The Eshet Chayil ("Woman of Valor") program was developed in the 1990s by JDC-Israel to help Ethiopian-Israeli women integrate into and retain employment. Following its success, in 2006 TEVET decided to implement the model among other women’s populations: Caucasus and Bukhara immigrants; vulnerable Jewish women; and Arab women. The program comprises five stages: preparation for work; job placement; personal and group support and supervision of working women; and leveraging community-employment
At the end of 2010 the Ministry of Social Affairs and Services (MSAS) agreed to adopt the program and to ensure sustainability and broader implementation in collaboration with other ministries and local authorities.
The Myers-JDC-Brookdale Institute evaluated the program’s adoption and dissemination some two years after the transfer. There were by then some 40 groups with 1,300 participants. The program was implemented by the Israel Association of Community Centers with the professional support of JDC-TEVET. The evaluation included interviews with the primary partners in implementing the program at the national and local levels and the outcomes of the program were examined utilizing the program's computerized database
The study examined the program's implementation on three levels:
The extent of implementation of the components of the program the changes that occurred, and the reasons.
Organizational sustainability –the steps taken to ensure sustainability at the National and local level and the formalization and anchorage in social work regulations
Extent – changes in the extent of program implementation and the reasons.
The study showed that since the transfer of the program, the ministry has taken a number of steps that the literature identifies as encouraging successful sustainability: assigning clear responsibility for the program in MSAS, developing and training program staff, solidifying the funding base and developing collaboration with other government agencies. However, the study reveals that the process of assimilation of the program at MSAS, at both national and local levels is not yet complete.
The study highlighted the following issues as deserving attention in furthering the process:
Strengthening the position of the MSAS as the leader of the program relative to the implementing organization in the field and the JDC.

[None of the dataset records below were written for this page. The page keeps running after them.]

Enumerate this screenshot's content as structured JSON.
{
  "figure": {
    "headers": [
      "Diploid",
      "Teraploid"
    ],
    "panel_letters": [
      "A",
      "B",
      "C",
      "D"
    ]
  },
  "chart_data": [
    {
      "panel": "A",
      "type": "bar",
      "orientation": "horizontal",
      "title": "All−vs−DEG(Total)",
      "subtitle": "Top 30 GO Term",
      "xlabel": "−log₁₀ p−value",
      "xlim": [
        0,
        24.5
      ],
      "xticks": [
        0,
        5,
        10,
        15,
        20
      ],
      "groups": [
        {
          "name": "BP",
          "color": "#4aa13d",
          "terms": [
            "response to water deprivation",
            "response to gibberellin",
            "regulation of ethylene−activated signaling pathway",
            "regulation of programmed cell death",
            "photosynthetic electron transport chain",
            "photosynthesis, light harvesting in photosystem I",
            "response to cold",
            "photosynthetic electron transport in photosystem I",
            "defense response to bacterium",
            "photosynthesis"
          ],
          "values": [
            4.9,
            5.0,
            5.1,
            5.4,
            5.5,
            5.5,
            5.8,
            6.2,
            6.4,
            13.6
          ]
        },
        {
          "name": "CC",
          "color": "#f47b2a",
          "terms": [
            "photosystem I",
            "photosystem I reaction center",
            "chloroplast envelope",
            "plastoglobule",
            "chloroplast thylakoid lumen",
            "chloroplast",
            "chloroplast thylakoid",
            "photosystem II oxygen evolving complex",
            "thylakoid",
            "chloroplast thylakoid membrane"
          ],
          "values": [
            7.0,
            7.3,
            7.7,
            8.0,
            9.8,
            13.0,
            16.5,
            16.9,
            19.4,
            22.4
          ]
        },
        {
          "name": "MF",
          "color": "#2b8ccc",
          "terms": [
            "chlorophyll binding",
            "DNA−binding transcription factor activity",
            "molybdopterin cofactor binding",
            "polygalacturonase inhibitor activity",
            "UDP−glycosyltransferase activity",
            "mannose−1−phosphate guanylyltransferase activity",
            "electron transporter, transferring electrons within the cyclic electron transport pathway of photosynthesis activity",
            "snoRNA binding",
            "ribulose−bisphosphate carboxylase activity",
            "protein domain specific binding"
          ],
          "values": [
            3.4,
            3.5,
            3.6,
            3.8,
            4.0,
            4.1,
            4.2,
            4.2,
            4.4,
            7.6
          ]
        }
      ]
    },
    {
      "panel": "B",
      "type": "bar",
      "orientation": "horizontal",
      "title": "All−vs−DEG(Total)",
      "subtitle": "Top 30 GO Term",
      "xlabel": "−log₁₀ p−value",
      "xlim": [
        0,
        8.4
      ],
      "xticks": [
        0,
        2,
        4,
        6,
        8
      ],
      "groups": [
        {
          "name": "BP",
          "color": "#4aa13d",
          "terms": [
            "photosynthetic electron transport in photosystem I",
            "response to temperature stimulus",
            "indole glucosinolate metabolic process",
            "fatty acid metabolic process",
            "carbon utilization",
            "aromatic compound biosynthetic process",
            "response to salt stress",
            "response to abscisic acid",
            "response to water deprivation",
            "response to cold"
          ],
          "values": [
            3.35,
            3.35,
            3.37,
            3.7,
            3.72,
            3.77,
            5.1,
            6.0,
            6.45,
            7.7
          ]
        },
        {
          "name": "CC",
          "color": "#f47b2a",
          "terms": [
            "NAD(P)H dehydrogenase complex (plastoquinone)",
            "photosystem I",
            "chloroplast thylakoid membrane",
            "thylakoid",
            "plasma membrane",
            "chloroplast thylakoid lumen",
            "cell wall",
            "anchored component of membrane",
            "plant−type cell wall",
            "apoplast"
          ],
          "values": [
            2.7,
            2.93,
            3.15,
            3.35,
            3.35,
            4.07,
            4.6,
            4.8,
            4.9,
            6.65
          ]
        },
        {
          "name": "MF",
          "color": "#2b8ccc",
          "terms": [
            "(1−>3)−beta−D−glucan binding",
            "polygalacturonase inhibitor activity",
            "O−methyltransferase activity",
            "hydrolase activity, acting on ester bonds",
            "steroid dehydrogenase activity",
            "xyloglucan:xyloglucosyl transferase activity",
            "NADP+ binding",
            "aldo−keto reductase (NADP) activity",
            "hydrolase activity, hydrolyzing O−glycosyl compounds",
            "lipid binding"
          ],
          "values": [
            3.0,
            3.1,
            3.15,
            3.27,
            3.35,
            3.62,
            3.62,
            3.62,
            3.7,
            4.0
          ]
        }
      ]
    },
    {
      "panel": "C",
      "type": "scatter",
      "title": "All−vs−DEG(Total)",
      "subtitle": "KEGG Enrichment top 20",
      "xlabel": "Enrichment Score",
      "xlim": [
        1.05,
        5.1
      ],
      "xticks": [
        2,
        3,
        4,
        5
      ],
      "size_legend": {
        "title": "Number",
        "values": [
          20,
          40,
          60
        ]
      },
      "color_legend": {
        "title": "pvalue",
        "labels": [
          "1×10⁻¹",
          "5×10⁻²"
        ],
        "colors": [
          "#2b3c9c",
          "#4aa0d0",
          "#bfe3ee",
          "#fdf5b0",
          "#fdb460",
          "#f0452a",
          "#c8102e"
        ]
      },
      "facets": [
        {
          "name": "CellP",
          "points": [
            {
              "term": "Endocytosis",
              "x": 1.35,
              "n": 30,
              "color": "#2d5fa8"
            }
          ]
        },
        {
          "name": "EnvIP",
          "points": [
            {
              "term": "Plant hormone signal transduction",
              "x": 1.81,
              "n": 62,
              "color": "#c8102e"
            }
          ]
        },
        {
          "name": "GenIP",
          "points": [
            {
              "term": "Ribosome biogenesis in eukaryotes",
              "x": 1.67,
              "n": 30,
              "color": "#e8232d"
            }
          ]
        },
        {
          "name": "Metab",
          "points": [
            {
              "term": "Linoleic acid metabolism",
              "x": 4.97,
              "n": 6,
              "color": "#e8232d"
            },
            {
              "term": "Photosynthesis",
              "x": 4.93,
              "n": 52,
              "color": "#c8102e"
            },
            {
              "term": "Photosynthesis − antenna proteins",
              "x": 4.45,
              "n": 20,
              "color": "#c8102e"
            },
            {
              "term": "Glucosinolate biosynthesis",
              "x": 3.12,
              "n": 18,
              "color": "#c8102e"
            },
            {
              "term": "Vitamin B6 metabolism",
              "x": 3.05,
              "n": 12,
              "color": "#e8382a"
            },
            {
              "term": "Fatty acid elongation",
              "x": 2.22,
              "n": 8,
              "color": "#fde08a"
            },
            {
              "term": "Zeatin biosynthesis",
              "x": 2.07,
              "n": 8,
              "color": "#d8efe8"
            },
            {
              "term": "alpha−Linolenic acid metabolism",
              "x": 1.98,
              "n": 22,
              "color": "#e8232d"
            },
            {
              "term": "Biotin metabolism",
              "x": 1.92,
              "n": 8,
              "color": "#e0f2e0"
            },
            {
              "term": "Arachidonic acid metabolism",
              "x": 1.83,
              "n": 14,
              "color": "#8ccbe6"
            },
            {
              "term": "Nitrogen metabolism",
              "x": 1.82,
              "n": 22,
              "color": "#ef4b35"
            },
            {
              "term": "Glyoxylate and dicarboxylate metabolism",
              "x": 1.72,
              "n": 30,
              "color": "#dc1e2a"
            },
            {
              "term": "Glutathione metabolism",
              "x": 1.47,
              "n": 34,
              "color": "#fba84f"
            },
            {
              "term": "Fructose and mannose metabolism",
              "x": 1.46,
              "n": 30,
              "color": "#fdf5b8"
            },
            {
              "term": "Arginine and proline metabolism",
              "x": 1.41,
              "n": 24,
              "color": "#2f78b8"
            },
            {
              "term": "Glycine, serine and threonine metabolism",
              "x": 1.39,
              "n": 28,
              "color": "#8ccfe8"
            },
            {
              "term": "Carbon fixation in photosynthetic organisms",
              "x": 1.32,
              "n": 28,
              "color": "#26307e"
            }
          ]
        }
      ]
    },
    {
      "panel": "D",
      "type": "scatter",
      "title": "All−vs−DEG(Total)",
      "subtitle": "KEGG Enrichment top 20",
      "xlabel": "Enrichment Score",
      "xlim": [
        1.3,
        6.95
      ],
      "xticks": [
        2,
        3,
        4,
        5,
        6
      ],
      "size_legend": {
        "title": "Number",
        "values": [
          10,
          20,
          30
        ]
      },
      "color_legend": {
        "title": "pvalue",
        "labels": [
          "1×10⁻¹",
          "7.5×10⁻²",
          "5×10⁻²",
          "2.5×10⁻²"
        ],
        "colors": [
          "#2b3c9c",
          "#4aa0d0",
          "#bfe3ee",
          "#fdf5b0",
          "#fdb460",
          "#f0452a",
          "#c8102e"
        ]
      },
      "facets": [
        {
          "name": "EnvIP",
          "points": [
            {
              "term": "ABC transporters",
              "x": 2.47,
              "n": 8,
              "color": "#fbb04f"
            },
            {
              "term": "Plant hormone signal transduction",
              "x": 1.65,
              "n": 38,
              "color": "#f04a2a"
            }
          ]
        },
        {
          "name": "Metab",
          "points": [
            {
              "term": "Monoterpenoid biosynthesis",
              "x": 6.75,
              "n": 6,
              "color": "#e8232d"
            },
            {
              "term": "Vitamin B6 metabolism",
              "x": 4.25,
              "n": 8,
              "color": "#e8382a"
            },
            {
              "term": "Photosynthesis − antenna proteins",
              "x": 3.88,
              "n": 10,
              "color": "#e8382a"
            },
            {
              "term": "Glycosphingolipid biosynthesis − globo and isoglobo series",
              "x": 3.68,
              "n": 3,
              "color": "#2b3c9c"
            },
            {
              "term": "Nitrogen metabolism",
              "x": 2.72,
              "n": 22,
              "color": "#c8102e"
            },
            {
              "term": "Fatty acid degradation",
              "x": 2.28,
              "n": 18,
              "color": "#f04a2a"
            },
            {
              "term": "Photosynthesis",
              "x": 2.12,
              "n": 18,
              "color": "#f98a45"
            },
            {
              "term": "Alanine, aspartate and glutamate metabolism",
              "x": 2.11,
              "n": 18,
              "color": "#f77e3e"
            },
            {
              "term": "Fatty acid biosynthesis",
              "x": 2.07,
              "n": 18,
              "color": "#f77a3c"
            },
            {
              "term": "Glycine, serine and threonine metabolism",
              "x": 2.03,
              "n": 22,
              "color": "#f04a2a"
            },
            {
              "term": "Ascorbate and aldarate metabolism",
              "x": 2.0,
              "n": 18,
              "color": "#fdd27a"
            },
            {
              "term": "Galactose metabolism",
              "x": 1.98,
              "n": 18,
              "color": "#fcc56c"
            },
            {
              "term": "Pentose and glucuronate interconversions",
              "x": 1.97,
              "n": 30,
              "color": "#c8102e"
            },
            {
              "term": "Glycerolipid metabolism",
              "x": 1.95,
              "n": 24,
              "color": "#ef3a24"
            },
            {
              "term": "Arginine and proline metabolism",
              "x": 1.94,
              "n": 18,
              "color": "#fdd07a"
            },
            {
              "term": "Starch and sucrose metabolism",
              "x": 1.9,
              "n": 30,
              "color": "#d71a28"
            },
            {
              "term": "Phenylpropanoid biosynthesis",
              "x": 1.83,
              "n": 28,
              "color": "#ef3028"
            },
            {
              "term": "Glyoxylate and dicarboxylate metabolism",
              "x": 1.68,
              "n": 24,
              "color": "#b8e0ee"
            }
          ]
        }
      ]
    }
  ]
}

Creating structured mechanisms for program sustainability in the local social service departments
Preserving the programmatic knowledge in the ministry to avoid interruptions due to changes in the implementing organization
Clarifying the professional support of JDC-TEVET and its involvement in further model development
The findings have been presented to the ministry and all the partners and are being used to strengthen the process. The study has broader implication because it represents one of the few studies that has examined processes of transfer and sustainability.